My vote is for option B, and were it not for the alluring presence of curvaceous Christina Ricci, my guess is that The Gathering would still be collecting dust on a shelf somewhere. The aimless plot-droppings occasionally meet up and combine for a half-decent sequence, but for the most part you'll spend the flick desperately hoping for some type of energy, style ... hell, even a pulse would have made me happy.
Fantastic Four guy Ioan Gruffudd plays the sort of charming yet monumentally evil character you see in all these occult thrillers, but you know what his character is up to from his first scene, and The Gathering is nothing if not intent on following the ultra-standard formula for this type of story. Including the painfully telegraphed finale, there's nothing here the horror fans haven't seen before -- except that The Gathering is sorely lacking in anything resembling thrills, chills, or actual "horror."
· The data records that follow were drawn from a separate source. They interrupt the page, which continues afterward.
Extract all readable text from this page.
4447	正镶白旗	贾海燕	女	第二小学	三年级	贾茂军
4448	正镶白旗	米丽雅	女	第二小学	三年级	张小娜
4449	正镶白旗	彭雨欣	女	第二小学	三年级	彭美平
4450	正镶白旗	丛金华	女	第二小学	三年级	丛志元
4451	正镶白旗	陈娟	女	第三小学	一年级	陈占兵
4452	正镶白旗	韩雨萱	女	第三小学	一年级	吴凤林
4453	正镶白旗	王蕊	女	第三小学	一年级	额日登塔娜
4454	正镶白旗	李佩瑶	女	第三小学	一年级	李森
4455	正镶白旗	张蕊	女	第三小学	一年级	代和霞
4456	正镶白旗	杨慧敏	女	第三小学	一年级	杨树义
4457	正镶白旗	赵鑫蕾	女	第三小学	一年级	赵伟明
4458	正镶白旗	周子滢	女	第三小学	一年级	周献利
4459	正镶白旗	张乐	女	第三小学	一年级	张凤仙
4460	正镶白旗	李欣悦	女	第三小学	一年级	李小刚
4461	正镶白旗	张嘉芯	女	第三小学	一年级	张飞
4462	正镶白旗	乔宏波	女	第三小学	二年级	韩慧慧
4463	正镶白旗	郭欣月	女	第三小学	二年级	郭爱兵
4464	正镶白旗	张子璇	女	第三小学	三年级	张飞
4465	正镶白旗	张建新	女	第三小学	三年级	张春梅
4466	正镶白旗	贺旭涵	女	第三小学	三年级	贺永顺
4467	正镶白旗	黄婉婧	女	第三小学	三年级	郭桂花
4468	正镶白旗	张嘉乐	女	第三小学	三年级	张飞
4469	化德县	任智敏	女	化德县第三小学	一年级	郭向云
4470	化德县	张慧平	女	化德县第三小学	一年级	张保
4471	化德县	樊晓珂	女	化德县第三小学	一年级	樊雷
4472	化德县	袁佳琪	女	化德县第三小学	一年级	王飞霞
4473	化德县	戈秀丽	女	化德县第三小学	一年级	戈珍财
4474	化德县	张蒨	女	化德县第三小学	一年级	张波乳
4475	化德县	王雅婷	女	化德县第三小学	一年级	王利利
Hell, even Ms. Ricci looks overwhelmingly bored by the gig, and she's an actress who works her ass off in just about everything.
Audio/Video: The widescreen anamorphic transfer looks perfectly fine -- as if a movie that's been locked in a drawer for five years should look less than impressive. DD 5.1 is the audio presentation, with optional subtitles in English and Spanish. On a technical level, it's a fine DVD; the movie, on the other hand...
As a longtime fan of both horror flicks and Christina Ricci, I was willing to overlook The Gathering's five-year delay and actively look for some buried treasure in this flick. Alas, I found none.